If you think of grouping something, you should take a look at what groupby can do for you. To keep it simple, let's first use only part of your longer list to work it out:

i = input_data[2]
print ([(key,*lst) for key,lst in groupby(i, lambda x: x[1]=='R')])

and show how groupby works for your input:

[(True, [42.4, 'R'], [76.0, 'R']), (False, [52.0, 'D'])]

because the two R values are in one grouped list and the other value is in the other. You are not interested in those False values so don't include them:

print ([list(lst) for key,lst in groupby(i, lambda x: x[1]=='R') if key])

and this will get you

[[[42.4, 'R'], [76.0, 'R']]]

Please, do check the results for the other sub-lists in your sample data as well!

It is easy to not include the group key values True and False , but you still have the 'R' strings as well (which, incidentally, add yet another level of brackets).
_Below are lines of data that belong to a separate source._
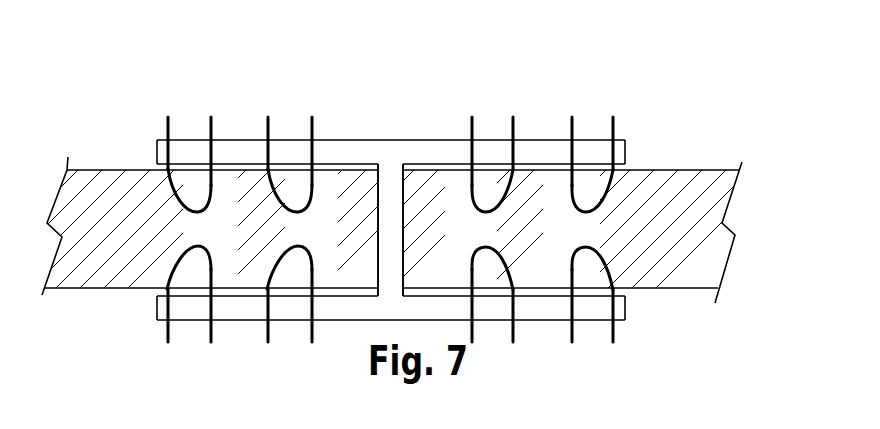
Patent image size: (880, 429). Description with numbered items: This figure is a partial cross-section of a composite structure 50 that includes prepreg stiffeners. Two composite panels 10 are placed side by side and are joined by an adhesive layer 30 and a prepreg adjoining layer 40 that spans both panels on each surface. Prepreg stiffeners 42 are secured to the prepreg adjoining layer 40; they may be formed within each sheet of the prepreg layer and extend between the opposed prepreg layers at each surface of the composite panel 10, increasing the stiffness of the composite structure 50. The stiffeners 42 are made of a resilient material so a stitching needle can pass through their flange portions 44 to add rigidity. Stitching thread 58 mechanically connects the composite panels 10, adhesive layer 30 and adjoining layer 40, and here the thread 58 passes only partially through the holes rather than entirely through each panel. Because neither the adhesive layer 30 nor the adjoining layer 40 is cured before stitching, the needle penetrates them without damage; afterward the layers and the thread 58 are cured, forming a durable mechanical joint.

The composite panel 10 is at (96, 129).
The adhesive layer 30 is at (626, 168).
The adjoining layer 40 is at (423, 152).
The prepreg stiffener 42 is at (391, 225).
The flange portion 44 is at (160, 150).
The composite structure 50 is at (402, 213).
The thread 58 is at (513, 128).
Now groupby can ultimately only decide whether or not to include an item into a group. So you cannot re-write it to 'return' just the number for R items. (I'll be happily corrected on this, by the way.)

But you are not interested in the values that aren't tagged R anyway; you only need to know there may be some value, and if there is, it's only to split runs of R on. You can safely replace them with None , while keeping the R values:

>>> print ([item[0] if item[1] == 'R' else None for item in i])
[42.4, 76.0, None]

which means that that earlier groupby should not check anymore on the presence of R but on not None :

>>> j = [item[0] if item[1] == 'R' else None for item in i]
>>> print ([list(lst) for key,lst in groupby(j, lambda x: x is not None) if key])
[[42.4, 76.0]]

This is, as requested, a list containing lists of continuous items (only one list here, but each of your other input lines will show a different variation). Hold on, we're nearly there.

This testing was done on a single item in your longer list, and so it's easy to loop over the original as well:

for i in input_data:
   ...

Printing out, for example, can be done with this loop. However, you want a list back again. You can use append , of course, but let's have some fun and add a list comprehension around the current groupby :

print ([
         [list(lst) for key,lst
          in groupby([item[0] if item[1] == 'R' else None for item in i],
          lambda x: x is not None) if key]
       for i in input_data])

Don't be alarmed by its length! It's our earlier groupby but instead of a variable i , it contains the list comprehension itself as its first argument. The outermost layer is new; it's only this standard wrapper

[ original list comprehension for i in input_data]

and it shows

[[[45.0]], [[10.0], [60.0]], [[42.4, 76.0]]]

Where do those extra brackets come from? We started out with single items (we changed the list [45.0, 'R'] into a single item 45.0 ), grouped them by occurrence, grouped that by sub-list, and the total is a list of those lists. You want the total listing, not a list of lists, so let's add them together by flattening the list. (Flattening lists is a well-researched question and you're free to pick any method, but I like sum best because it kept things in a single line...)

Only using the above result as input:

print (sum([[[45.0]], [[10.0], [60.0]], [[42.4, 76.0]]],[]))

neatly shows that the outer layer of extra brackets have disappeared:

[[45.0], [10.0], [60.0], [42.4, 76.0]]

which is precisely what you were after.